Se l’Unione Europea seguirà l’esempio degli Stati Uniti nel comminare sanzioni economiche all’Iran Teheran non mancherà di reagire nello stesso modo: lo ha affermato ieri il presidente iraniano Mahmoud Ahmadinejad, senza fornire ulteriori dettagli. «Se coopereranno con il nemico della nazione iraniana non potremo interpretarlo come un comportamento amichevole, ma reagiremo», ha dichiarato Ahmadinejad in un discorso tenuto nella cerimonia di inaugurazione di un complesso petrolchimico nella località di Asaloauyé: «Voi europei sapete bene quel che accadrebbe nel settore economico se l’Iran prendesse delle gravi iniziative in questo campo», ha concluso.

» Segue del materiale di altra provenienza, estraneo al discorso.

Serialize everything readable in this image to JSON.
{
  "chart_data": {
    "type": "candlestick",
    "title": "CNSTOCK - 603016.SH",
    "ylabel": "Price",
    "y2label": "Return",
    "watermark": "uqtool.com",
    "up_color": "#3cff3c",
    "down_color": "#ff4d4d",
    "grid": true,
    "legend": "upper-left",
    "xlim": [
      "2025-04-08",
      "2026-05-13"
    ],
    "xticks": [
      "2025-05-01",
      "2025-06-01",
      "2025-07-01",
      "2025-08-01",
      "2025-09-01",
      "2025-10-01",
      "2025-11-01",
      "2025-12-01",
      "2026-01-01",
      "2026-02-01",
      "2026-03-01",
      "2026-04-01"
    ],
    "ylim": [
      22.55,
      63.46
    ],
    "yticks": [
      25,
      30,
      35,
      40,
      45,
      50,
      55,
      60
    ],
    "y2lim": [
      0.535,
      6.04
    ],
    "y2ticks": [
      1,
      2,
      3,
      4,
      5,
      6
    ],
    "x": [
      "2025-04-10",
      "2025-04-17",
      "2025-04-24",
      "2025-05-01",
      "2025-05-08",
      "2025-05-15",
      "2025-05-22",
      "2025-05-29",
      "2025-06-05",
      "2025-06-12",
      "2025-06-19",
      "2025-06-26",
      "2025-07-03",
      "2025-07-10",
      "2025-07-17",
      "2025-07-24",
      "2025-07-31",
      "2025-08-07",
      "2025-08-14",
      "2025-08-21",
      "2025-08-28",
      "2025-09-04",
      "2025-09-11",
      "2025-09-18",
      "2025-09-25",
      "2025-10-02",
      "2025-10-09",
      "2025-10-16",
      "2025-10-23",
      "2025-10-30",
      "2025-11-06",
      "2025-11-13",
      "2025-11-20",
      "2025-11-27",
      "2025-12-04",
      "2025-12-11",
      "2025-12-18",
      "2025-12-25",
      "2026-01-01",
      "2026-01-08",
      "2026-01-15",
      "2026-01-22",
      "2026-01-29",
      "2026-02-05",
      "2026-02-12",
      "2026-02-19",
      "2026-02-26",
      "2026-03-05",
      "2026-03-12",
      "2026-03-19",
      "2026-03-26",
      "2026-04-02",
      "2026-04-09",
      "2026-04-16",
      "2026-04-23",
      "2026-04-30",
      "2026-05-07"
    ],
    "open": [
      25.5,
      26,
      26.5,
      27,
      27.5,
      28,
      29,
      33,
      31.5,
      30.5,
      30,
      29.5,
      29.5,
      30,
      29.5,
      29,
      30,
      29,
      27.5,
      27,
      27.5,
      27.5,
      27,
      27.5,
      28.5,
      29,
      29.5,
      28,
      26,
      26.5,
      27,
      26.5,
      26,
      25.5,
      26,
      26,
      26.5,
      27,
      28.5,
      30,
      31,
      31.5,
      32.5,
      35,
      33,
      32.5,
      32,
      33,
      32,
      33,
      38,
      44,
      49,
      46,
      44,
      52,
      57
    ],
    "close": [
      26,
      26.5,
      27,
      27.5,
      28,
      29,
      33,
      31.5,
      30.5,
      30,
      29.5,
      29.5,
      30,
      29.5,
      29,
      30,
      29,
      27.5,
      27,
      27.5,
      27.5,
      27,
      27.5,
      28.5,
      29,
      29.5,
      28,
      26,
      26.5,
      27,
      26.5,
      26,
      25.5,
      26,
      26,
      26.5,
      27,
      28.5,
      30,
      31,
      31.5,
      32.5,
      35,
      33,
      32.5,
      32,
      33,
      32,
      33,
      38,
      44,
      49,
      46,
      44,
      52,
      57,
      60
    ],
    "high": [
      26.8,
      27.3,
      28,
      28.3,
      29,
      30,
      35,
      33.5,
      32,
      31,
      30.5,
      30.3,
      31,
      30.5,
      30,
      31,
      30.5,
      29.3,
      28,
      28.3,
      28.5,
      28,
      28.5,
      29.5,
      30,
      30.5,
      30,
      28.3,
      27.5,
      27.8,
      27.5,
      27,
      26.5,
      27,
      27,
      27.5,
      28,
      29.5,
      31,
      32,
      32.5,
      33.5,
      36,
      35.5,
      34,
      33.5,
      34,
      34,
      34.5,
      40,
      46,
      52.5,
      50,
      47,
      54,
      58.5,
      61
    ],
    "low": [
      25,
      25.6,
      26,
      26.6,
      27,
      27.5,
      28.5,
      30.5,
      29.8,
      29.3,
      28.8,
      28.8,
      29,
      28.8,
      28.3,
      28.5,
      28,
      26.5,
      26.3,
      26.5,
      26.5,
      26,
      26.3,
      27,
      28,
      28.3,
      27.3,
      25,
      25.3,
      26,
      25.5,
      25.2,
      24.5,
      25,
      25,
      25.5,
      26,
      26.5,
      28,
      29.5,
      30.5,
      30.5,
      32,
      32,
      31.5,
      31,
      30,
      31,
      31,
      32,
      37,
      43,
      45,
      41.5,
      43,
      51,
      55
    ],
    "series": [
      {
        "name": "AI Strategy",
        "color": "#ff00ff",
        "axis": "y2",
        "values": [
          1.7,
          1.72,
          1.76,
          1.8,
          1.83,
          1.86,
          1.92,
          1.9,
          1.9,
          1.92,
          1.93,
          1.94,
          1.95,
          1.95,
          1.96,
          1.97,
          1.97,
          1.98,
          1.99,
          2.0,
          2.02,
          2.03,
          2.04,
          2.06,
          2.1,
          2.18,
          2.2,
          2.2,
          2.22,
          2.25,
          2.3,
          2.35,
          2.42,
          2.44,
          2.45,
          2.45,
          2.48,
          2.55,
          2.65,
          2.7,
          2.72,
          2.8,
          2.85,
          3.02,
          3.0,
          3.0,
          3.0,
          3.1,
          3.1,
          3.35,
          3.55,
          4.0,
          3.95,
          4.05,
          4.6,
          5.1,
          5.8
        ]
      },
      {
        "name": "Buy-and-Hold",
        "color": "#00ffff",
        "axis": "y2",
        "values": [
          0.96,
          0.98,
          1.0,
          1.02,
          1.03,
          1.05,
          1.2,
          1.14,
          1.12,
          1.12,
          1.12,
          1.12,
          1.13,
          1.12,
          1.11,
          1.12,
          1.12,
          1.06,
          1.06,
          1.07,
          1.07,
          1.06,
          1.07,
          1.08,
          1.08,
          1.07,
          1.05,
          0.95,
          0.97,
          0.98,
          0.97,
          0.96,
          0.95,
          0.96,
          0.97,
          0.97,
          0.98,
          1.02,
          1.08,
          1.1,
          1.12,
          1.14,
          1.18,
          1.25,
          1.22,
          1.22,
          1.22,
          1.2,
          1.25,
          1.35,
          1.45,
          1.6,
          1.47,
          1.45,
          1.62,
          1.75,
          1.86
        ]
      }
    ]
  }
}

Per discutere delle ambizioni nucleari dell’Iran oggi si riunisce a Londra il gruppo 5+1, comprendente le cinque potenze con seggio permanente al Consiglio di sicurezza dell’Onu più la Germania. Il gruppo deve valutare l’opportunità di nuove sanzioni Onu contro l’Iran se il regime degli ayatollah proseguirà gli esperimenti atomici in barba ai suoi «obblighi internazionali». Ieri a Vienna - dove ha discusso il problema con Mohamed El Baradei, capo dell’Agenzia atomica internazionale - il sottosegretario di Stato americano Nicholas Burn ha lamentato il fatto che dallo scorso marzo Russia e Cina impediscono nuove sanzioni Onu contro l’Iran.
A Teheran l’ex presidente iraniano Hashemi Rafsanjani ha avvertito il governo di stare allerta dinanzi alle minacce degli Usa. «Dalla rivoluzione islamica del 1979 i nemici hanno complottato molto, ma la situazione attuale è senza precedenti», ha detto Rafsanjani.
Il Consiglio di cooperazione del Golfo (Ccg) ha intanto proposto all’Iran di costituire un consorzio per rifornire di uranio arricchito i Paesi del Medio Oriente, e impedire una corsa agli armamenti nucleari nella regione.